Çalışanların işten ayrılma niyetini etkileyen stres yöneticiler için her zaman önemli bir konu olmuştur. Strese neden olan bir dizi faktör çalışanın örgütten ayrılmasına yol açar. İş güvenliği, işin sürekliliği ve prosedürlerin uygulanmasında adalet olmaması çalışanların memnuniyetini etkilemekte, strese girmelerine neden olmakta ve işten ayrılma niyetini arttırmaktadır. Çalışanlar mali açılardan kendilerini güvende hissetmediklerinden dolayı strese girebilir ve finansal nedenlerle örgütten ayrılabilirler. Başka bir şekilde örgütteki rolün ne olduğunun bilinmemesi de çalışanı strese girmesine neden olabilir (Qureshi vd., 2012:232).

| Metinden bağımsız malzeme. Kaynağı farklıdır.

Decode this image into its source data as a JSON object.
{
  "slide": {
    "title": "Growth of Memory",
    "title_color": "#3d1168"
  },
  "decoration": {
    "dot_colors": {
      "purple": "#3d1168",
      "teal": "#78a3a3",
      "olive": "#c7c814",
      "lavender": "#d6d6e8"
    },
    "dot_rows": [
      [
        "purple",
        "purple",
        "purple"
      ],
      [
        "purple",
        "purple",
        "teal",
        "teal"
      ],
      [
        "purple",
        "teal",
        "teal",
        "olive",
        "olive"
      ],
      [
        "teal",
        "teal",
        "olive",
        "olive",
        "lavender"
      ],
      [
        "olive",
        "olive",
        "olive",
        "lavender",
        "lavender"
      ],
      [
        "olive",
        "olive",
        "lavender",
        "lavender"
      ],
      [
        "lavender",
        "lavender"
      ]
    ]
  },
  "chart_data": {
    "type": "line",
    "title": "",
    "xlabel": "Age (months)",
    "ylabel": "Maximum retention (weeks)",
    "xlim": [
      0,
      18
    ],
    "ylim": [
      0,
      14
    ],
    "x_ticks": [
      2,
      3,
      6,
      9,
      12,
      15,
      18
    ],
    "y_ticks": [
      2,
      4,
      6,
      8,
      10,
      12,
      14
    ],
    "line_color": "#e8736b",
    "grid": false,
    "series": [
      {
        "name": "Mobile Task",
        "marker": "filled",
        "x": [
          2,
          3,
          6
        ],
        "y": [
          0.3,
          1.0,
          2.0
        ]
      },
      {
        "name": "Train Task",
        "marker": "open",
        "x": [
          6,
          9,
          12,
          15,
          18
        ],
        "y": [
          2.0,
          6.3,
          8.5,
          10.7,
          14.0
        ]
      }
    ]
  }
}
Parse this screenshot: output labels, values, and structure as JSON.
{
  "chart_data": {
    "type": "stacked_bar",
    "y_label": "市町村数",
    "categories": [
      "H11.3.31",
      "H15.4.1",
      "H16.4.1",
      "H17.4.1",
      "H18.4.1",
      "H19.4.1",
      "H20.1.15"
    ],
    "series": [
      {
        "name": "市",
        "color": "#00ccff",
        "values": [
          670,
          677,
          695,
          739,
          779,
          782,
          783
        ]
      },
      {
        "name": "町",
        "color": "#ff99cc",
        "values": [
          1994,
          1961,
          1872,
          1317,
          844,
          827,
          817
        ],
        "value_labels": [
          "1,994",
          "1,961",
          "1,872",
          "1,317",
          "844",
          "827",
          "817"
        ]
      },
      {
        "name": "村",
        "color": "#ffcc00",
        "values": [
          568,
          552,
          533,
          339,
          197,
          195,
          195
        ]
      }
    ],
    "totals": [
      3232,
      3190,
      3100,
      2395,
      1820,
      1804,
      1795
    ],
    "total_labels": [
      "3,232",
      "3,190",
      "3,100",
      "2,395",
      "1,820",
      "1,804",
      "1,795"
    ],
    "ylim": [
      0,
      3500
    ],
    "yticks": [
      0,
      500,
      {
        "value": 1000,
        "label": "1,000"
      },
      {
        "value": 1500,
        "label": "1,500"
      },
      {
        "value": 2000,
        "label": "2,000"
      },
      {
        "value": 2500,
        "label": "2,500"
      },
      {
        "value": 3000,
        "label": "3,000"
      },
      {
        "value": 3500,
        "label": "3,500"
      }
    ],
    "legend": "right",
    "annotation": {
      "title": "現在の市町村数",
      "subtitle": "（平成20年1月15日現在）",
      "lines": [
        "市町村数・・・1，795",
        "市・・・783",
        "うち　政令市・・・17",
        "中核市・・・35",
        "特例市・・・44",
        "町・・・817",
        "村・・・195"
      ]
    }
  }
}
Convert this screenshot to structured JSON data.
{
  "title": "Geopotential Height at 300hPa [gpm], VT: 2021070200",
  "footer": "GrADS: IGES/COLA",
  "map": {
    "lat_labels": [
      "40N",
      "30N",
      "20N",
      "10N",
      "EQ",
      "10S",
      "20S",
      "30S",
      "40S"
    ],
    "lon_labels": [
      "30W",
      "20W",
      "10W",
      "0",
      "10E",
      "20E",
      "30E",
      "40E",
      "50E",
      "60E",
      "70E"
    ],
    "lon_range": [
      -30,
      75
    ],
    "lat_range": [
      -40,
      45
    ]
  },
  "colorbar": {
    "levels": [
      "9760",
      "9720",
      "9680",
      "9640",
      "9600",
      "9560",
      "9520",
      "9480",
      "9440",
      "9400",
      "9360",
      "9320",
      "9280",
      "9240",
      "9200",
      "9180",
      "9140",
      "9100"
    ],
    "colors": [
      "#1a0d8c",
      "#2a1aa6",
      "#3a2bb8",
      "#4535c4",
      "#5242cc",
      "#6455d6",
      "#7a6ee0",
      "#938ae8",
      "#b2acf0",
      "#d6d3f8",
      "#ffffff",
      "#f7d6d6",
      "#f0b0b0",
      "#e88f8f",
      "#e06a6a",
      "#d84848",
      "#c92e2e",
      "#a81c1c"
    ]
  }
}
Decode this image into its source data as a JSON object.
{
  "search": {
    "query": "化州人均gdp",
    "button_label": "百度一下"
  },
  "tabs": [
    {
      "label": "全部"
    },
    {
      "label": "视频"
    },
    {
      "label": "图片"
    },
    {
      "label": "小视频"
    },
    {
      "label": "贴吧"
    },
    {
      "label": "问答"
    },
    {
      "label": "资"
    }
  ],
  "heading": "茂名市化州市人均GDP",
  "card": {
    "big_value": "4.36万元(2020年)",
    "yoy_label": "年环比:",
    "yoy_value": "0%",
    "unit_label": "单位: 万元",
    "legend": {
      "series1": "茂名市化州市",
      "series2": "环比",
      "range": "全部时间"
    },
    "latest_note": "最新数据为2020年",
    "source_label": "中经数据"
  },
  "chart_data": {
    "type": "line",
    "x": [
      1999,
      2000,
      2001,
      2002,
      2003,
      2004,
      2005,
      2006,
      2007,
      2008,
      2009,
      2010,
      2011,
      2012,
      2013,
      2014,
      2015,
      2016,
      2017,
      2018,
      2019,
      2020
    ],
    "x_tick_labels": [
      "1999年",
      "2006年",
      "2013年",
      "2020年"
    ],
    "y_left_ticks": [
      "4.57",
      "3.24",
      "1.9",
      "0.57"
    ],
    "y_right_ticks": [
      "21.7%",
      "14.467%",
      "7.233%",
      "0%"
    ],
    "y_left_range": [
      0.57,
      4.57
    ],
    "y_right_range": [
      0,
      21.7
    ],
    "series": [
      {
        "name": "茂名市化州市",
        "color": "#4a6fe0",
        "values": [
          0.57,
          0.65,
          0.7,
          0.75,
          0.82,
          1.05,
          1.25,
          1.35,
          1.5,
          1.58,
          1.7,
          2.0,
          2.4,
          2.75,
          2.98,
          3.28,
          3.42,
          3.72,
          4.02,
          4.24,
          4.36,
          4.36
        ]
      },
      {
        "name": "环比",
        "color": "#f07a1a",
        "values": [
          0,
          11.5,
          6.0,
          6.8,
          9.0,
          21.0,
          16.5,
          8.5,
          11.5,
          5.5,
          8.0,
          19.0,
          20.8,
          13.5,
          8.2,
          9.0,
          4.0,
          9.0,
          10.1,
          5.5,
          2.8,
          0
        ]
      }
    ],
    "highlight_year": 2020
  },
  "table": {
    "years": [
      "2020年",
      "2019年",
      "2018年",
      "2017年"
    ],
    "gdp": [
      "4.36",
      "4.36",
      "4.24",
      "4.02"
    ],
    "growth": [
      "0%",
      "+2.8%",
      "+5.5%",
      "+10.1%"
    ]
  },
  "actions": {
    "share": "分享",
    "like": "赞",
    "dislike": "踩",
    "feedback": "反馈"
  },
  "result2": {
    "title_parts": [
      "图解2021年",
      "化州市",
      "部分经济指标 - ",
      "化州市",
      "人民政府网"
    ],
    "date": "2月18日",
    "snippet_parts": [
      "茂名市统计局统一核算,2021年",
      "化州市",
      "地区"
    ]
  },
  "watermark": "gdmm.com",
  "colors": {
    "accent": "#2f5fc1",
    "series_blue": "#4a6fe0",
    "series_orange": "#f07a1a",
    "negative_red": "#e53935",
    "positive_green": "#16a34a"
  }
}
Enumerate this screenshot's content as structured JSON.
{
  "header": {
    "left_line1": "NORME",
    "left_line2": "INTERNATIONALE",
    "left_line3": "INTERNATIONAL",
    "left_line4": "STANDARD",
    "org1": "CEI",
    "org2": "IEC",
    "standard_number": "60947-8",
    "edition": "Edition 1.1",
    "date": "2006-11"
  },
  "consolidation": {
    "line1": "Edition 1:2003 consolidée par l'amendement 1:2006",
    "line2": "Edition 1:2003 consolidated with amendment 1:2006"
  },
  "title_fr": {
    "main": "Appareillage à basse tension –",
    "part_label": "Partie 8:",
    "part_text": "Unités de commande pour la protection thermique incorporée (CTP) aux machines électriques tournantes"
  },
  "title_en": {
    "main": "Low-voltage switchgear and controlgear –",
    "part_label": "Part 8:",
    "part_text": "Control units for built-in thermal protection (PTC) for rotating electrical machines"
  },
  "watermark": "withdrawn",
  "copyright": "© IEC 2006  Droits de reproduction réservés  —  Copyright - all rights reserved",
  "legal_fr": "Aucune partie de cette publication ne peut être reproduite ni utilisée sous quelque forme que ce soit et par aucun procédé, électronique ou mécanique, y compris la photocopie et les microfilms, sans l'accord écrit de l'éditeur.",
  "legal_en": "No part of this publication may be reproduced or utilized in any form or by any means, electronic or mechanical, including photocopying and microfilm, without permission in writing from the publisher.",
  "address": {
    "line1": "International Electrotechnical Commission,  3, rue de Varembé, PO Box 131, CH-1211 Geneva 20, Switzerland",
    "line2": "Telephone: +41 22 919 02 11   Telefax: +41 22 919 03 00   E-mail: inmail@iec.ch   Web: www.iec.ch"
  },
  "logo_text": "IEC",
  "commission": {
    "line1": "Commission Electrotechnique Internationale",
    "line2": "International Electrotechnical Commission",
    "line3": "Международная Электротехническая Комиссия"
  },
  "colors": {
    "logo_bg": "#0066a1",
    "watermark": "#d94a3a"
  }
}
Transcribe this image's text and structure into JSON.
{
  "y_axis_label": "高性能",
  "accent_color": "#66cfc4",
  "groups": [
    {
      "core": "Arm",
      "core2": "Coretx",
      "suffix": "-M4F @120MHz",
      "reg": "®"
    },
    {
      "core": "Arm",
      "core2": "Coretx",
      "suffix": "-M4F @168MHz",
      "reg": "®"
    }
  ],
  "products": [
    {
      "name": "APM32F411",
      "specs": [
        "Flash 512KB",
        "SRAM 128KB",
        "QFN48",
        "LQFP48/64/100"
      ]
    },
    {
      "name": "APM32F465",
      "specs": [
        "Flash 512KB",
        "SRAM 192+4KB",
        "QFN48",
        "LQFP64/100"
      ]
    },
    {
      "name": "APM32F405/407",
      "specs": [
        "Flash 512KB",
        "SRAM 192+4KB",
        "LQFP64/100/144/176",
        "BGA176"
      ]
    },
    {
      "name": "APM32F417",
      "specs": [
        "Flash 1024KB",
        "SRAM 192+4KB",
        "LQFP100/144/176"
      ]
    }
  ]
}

Çalışma ortamındaki stres kaynakları ve olumsuzluklar çalışanların işe devam etme isteklerinin azalmasına ve performanslarının düşmesine neden olur (Tütüncü ve Demir, 2003:150). Stresin çalışanların tatmin, verimlilik ve davranışları üzerinde doğrudan etkisi bulunmaktadır (Onay ve Kılcı, 2011:364).

2.4.2.2.4. Aşırı İş Yükü

Aşırı iş yükü, örgütte çalışanların yerine getirebileceklerinden daha fazla iş talep edilmesidir. Örgütlerdeki eleman azlığı, dönemsel iş yoğunluğu veya örgütün çalışanlarını ekonomik nedenle işten ayırması nedeniyle mevcut çalışanlar üzerine aşırı iş yükü binmesi çalışan psikolojisi açısından önemlidir (Uysal vd., 2015:942). Dolayısıyla, Jones vd., (2007)’ne göre aşırı iş yükü, işten ayrılma niyetini etkileyen bir faktördür.

2.4.2.3. Çevresel Etmenler

İşletme dışında gelişen bazı faktörler işten ayrılma niyetine etki edebilirler. Ülkenin içinde bulunduğu ekonomik durum, sektörler arası iş gücü değişimi ve ekonomik istikrarsızlıklar gibi sorunlar çalışanların işten ayrılma niyetleri üzerinde etkili olabilir (Tütüncü ve Demir, 2003:149). Örgütlerde mevcut çalışma koşullarından memnun

65

olmayan çalışanlar işten ayrılma niyetine girebilirler. Bununla birlikte ekonomik krizlerin olduğu ve işsizlik oranının yüksek olduğu dönemlerde, alternatif iş imkanlarının az olması işten ayrılma niyetini etkileyebilir ve azaltabilir (Gürbüz ve Bekmezci, 2012:194).

İşten ayrılma niyeti kavramını anlamaya çalışırken alternatif iş olanaklarının da önemini hesaba katmak gerekir (Arnold ve Feldman, 1982:353). Alternatiflerin algılanması ve değerlendirilmesi bireysel işten ayrılma süreci için çok önemlidir (Mobley vd.,1979:504) . Lee ve Mowday (1987)’e göre alternatif iş imkanlarının işten ayrılma niyeti üzerinde etkisi olabilir.